New Delhi: Centre for Civil Society (CCS), India’s leading think-tank advocating social change through public policy, organized the Appeal for Repeal Law Day 2019, through the launch of “Repeal Law Compendium” for all Northeastern States of India. To mark the 6th year of the Repeal Law project, the launch was followed by a panel discussion on ‘Statutory Clean Up: Institutionalisation of Repeal Law Day’. The eminent panel consisted of India’s prominent legal, policy and industry experts such as Vikramjit Banerjee, Additional Solicitor General of India; Arundhati Katju, Independent Litigator & Supreme Court Lawyer; PK Malhotra, Former Law Secretary, Ministry of Law & Justice; Maneesh Chhibber, Consulting Editor, The Print; Hemant Batra, Advocate, Vice President, SAARCLAW and Founder & Counsel, Kaden Boriss Global and Dr Neeti Shikha, Head, Centre for Insolvency and Bankruptcy. The panel addressed the imperative need for a legal framework that recognises the immediate exigency to scrap or amend obsolete, redundant laws that materially impede the lives of citizens, entrepreneurs and/or the Government.
The Repeal Law Compendium are produced by CCS in collaboration with Research Partners-Symbiosis Law School, Noida (SLS), National Academy of Legal Studies & Research (NALSAR), Hyderabad, National Law School of India University (NLSIU), Bangalore, and our Legal Partners, Kaden Boriss, who ensure that the laws in the compendium are in keeping with the evolving jurisprudence.
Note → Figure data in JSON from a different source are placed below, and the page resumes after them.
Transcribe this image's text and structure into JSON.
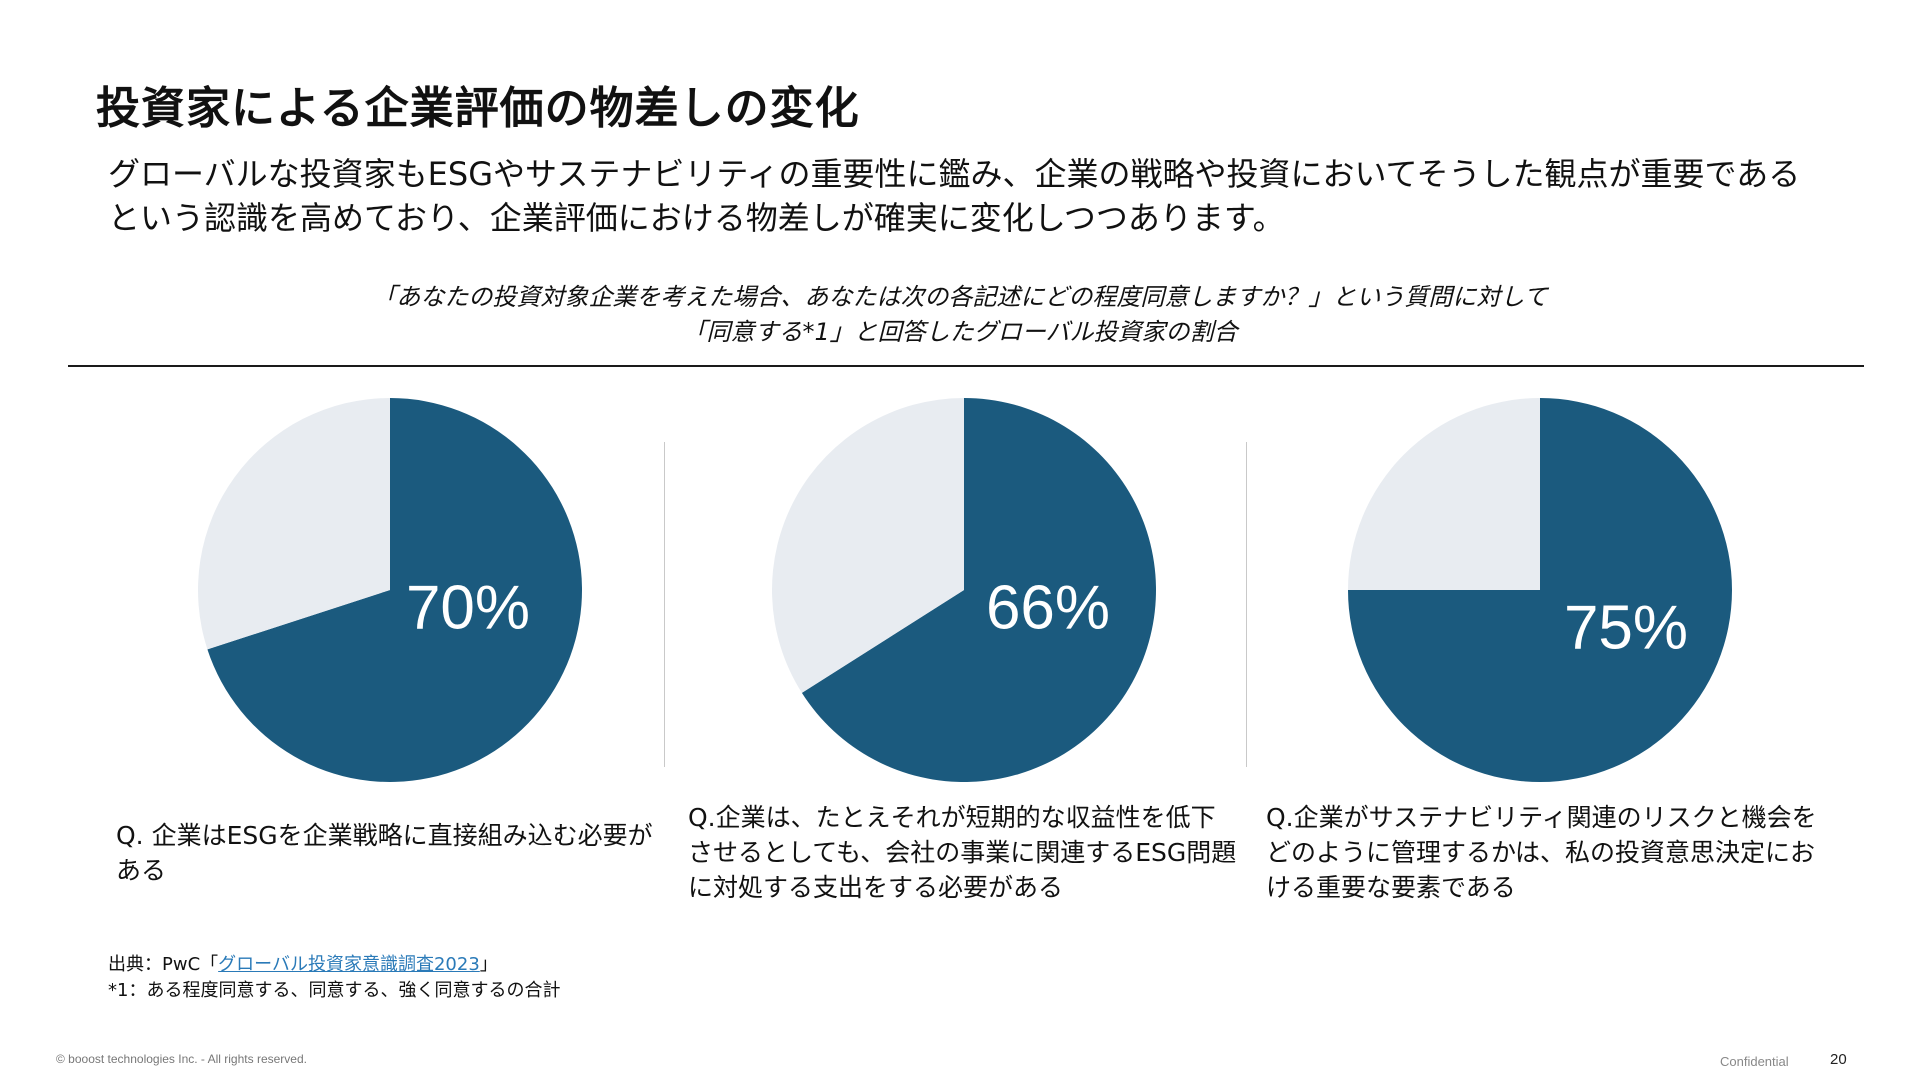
{
  "title": "投資家による企業評価の物差しの変化",
  "lead": "グローバルな投資家もESGやサステナビリティの重要性に鑑み、企業の戦略や投資においてそうした観点が重要であるという認識を高めており、企業評価における物差しが確実に変化しつつあります。",
  "question": {
    "line1": "「あなたの投資対象企業を考えた場合、あなたは次の各記述にどの程度同意しますか？」という質問に対して",
    "line2": "「同意する*1」と回答したグローバル投資家の割合"
  },
  "colors": {
    "agree": "#1b5a7e",
    "rest": "#e8ecf1"
  },
  "chart_data": [
    {
      "type": "pie",
      "values": [
        70,
        30
      ],
      "value_label": "70%",
      "caption": "Q. 企業はESGを企業戦略に直接組み込む必要がある"
    },
    {
      "type": "pie",
      "values": [
        66,
        34
      ],
      "value_label": "66%",
      "caption": "Q.企業は、たとえそれが短期的な収益性を低下させるとしても、会社の事業に関連するESG問題に対処する支出をする必要がある"
    },
    {
      "type": "pie",
      "values": [
        75,
        25
      ],
      "value_label": "75%",
      "caption": "Q.企業がサステナビリティ関連のリスクと機会をどのように管理するかは、私の投資意思決定における重要な要素である"
    }
  ],
  "source": {
    "prefix": "出典：PwC「",
    "link": "グローバル投資家意識調査2023",
    "suffix": "」"
  },
  "note": "*1：ある程度同意する、同意する、強く同意するの合計",
  "footer": {
    "copyright": "© booost technologies Inc. - All rights reserved.",
    "confidential": "Confidential",
    "page": "20"
  }
}
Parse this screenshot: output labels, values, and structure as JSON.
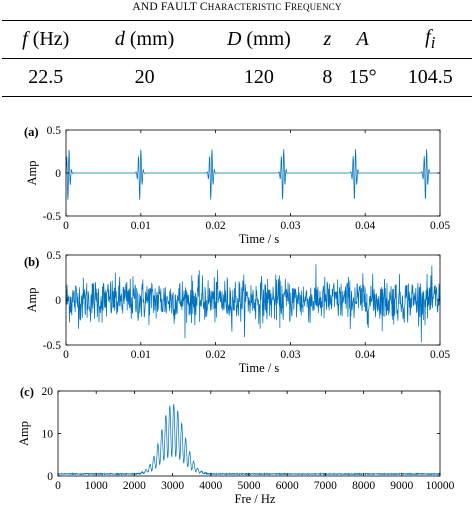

The 2019 Compendium brings forth laws to be repealed in the states of Arunachal Pradesh, Assam, Sikkim, Manipur, Meghalaya, Mizoram, Tripura and Nagaland.
Substantiating the need to repeal archaic laws in the Northeastern states, Vikramjit Banerjee, Additional Solicitor General of India and the Former Advocate General of Nagaland, in his opening address said that “Legal Pluralism; Northeast till today is a living example of that”.
Speaking on the impediment caused to individual and economic liberty by archaic laws, Hemant Batra, Founder, Kaden Boriss Global, said “any nation wanting to go in for rapid redistribution of existing wealth and income would go in for multiple laws. Whereas a nation looking for creation of new wealth would look for annulment of laws, it would look at eliminating barriers to rapid growth.”
Maneesh Chhibber, Consulting Editor, The Print, propounded that the separation of roles between the legislative and the judiciary is paramount, and “not just laws, time has come to repeal the constitution. If not repeal, at least amend it for our time”.
Bringing together like minded organisations, scholars, academicians and lawyers, the panel engaged in a constructive dialogue around the potential processes required for the institutionalisation of repeal of laws, and acknowledge one day in the year as the National Repeal Law Day.